On February 7, 1904, in the Mississippi Delta “hundreds of white people picnicked and watched as two Black people — Luther Holbert and an unidentified woman — were tortured and lynched by a mob.”
This was a tweet by the Equal Justice Initiative commemorating the date. The accompanying article notes that “the audience of 600 spectators enjoyed deviled eggs, lemonade and whiskey” as the two were tied to trees, had their fingers cut off and given out as souvenirs, were beaten, tortured with a corkscrew and finally thrown on a fire to burn to death.
The Equal Justice Initiative is a nonprofit organization that provides “legal representation to people who have been illegally convicted, unfairly sentenced, or abused in state jails and prisons.” It is “committed to changing the narrative about race in America.” Its provocative and often uncomfortable tweets contain the admonition, “To overcome racial inequality, we must confront our history.”
Racism today, of course, is not always so blatantly obvious. But make no mistake, we still see it every day. For example, the Legislature just considered a bill relating to race-based hair discrimination — when employers or schools or other authority figures make rules prohibiting certain hairstyles that are natural for minorities, like corn rows or braids or Afros.
State Sen. Derrin Owens was in hot water for telling Black women in the hearing room, “You people are beautiful,” and for sharing photos of black children he met in a grocery store.
He argues that he had no ill intent, and was therefore not racist. He voted against the bill. I don’t think his comments were even the most egregious of the day. Sen. Ron Winterton, who also voted against the bill, said he was “dumbfounded” that race-based hair discrimination exists.
Winterton continued, “As I’m with my wife and we see somebody that has a different lifestyle or different hairstyle than ours, we have to smile, because we have some kids,” Winterton said, adding that his daughter dyed her hair purple at one point. As if a Black person’s natural hairstyle is akin to an adolescent phase or rebellion.
For Winterton, discrimination over hairstyles is “nothing [he’s] ever considered.” And that is the point.
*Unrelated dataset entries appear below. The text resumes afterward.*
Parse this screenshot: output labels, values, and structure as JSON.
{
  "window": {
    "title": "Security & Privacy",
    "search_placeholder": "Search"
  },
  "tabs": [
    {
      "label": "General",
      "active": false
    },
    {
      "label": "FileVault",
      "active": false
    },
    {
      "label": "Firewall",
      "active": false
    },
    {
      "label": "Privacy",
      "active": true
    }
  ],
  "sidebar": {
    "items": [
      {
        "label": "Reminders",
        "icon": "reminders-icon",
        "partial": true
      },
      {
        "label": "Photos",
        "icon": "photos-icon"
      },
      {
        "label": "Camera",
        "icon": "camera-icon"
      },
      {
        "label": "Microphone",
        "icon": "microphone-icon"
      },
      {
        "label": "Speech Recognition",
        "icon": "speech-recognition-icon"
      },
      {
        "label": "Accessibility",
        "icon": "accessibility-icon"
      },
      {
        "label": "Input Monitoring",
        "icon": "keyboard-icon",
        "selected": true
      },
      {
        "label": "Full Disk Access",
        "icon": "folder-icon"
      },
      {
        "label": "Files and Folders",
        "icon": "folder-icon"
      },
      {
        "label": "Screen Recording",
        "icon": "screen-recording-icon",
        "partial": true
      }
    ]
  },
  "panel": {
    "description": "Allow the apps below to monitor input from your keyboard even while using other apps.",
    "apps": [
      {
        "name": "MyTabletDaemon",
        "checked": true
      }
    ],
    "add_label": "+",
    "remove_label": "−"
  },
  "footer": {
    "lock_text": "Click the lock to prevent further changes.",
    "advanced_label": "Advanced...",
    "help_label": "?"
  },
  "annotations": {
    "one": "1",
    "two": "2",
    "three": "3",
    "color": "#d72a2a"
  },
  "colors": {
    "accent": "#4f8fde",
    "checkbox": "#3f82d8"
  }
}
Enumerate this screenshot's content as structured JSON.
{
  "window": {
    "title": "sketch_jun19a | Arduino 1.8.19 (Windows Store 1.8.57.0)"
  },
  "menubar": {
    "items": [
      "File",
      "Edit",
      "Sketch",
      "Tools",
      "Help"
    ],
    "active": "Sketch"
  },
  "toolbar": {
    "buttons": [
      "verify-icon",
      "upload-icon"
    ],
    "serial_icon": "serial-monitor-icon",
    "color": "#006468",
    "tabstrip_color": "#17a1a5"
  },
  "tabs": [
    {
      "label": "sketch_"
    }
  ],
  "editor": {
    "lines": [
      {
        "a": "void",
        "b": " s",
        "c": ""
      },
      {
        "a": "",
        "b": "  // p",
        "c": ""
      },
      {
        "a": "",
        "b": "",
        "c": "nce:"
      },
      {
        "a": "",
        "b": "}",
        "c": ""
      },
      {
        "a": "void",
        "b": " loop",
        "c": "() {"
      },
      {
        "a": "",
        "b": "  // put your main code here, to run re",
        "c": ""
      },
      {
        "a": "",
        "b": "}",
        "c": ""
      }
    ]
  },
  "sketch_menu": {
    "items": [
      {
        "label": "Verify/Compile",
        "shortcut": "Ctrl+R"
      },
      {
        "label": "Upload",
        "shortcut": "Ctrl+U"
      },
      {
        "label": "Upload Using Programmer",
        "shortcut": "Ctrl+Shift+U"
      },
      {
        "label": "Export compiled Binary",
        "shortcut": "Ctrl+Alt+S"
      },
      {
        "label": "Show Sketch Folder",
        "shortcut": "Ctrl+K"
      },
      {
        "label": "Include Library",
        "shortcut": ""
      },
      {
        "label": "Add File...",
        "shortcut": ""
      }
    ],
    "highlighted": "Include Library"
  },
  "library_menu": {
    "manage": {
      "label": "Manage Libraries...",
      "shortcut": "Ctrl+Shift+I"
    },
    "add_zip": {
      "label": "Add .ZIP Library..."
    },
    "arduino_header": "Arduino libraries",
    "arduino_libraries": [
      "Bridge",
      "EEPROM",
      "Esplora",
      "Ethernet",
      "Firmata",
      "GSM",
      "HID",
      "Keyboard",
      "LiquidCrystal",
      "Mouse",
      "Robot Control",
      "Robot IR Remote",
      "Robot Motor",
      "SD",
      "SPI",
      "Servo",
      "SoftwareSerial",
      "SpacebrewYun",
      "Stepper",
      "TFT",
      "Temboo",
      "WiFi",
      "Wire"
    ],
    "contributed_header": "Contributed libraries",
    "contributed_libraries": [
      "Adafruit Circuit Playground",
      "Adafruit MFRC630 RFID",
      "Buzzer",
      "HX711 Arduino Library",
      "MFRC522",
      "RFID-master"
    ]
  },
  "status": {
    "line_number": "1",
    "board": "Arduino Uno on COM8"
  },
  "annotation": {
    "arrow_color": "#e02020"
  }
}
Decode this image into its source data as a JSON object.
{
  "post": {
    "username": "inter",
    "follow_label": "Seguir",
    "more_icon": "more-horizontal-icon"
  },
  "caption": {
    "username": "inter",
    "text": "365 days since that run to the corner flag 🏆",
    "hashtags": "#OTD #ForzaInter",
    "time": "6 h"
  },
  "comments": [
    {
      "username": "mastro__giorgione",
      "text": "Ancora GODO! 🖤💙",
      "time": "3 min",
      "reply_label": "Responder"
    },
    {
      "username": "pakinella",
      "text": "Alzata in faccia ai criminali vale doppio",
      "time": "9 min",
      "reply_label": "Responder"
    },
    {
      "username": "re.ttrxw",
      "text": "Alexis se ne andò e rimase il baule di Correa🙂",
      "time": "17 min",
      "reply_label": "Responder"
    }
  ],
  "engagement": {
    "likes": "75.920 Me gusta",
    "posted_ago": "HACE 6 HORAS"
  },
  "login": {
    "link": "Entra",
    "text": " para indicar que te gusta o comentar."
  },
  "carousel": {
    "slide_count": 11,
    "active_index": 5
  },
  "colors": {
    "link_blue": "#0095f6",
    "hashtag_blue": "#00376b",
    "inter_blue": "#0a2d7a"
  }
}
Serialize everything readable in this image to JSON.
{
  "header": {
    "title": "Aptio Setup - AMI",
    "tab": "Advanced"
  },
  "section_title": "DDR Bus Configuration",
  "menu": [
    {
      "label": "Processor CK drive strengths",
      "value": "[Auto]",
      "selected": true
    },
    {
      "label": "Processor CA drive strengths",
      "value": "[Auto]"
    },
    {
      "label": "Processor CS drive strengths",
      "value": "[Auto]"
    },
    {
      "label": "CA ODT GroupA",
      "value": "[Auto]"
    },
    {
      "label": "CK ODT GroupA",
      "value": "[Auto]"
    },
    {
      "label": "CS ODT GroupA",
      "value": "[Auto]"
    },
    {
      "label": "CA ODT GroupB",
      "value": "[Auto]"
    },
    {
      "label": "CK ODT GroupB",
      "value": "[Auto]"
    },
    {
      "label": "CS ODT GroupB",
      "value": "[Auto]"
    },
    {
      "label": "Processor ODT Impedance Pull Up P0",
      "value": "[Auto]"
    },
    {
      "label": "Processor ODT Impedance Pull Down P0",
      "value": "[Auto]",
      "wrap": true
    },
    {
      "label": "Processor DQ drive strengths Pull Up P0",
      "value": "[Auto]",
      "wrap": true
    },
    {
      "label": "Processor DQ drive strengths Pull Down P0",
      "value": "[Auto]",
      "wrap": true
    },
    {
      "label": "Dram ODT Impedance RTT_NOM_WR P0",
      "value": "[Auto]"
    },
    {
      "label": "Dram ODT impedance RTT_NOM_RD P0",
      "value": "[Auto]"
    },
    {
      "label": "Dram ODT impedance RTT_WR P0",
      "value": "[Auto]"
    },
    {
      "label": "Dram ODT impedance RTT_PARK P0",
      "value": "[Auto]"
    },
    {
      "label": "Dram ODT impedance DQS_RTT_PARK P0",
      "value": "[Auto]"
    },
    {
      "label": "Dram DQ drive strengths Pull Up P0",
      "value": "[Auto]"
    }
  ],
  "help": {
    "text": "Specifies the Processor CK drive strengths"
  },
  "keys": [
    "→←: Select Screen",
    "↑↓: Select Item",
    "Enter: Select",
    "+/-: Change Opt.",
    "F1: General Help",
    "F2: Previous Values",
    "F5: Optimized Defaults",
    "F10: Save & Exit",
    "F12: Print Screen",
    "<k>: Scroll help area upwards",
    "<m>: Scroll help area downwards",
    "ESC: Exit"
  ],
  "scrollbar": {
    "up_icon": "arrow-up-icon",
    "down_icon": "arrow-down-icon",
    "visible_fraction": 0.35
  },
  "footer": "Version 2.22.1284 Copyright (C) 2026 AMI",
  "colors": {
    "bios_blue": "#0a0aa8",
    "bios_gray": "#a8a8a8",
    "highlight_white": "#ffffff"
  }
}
That is what we must start doing — considering how policy and systems and prejudices affect people besides ourselves.
Black History Month has an especially poignant meaning this year with the unrest stemming from the police brutality and double standards illuminated last summer. Yet we still have those who resist understanding how Black history informs Black present and Black future. Indeed, all of our futures.
For example, Utah recently made national headlines when parents at a charter school in North Ogden tried to opt their kids out of the Black History Month curriculum, which is based on state social studies standards.
The principal didn’t share what the parents’ reasoning was. And apparently they changed their minds after the national public backlash. But, as my teenage daughter noted, the fact that it was even an option to opt out of such curriculum is a problem in and of itself.
The point of Black History Month is to educate people on what being Black in this country really means. Education hopefully leads to understanding, empathy, and change.
If you don’t think anything needs changing, you’re just plain wrong.
That’s the focus of EJI — to educate. Before we can improve, we have to acknowledge. And until you can acknowledge that Americans used to picnic in front of lynchings as a family activity, and that vestiges of that history continue today, then you can’t understand, or improve, anything.
This is what Rep. Dean Phillips from Minnesota was trying to convey in remarks earlier this month on the House floor. He recounted his experience during the Jan. 6 insurrection attempt inside the Capitol and his efforts to blend in so Republican rioters wouldn’t harm him.
“I screamed to my colleagues to follow me, to follow me across the aisle to the Republican side of the chamber, so that we could blend in — so that we could blend in.”
It was only then that he realized that his colleagues of color could not “blend in.”
“So I’m here tonight to say to my brothers and sisters in Congress, and all around our country. I’m sorry. I’m sorry. For I had never understood, really understood, what privilege really means. It took a violent mob of insurrectionists and a lightning bolt moment in this very room. But now I know. Believe me, I really know,” said Phillips.
I know it’s difficult to challenge our own beliefs and behaviors concerning race and equality. You don’t have to intend malice to discriminate. Whether it’s police brutality or biased prosecutions or learning history or even accepting “different” hairstyles, it’s time to start acknowledging that racial discrimination happens, every day. Our personal behaviors and governing policies should reflect that such discrimination is no longer acceptable.
Michelle Quist is a Salt Lake City attorney and a columnist for The Salt Lake Tribune.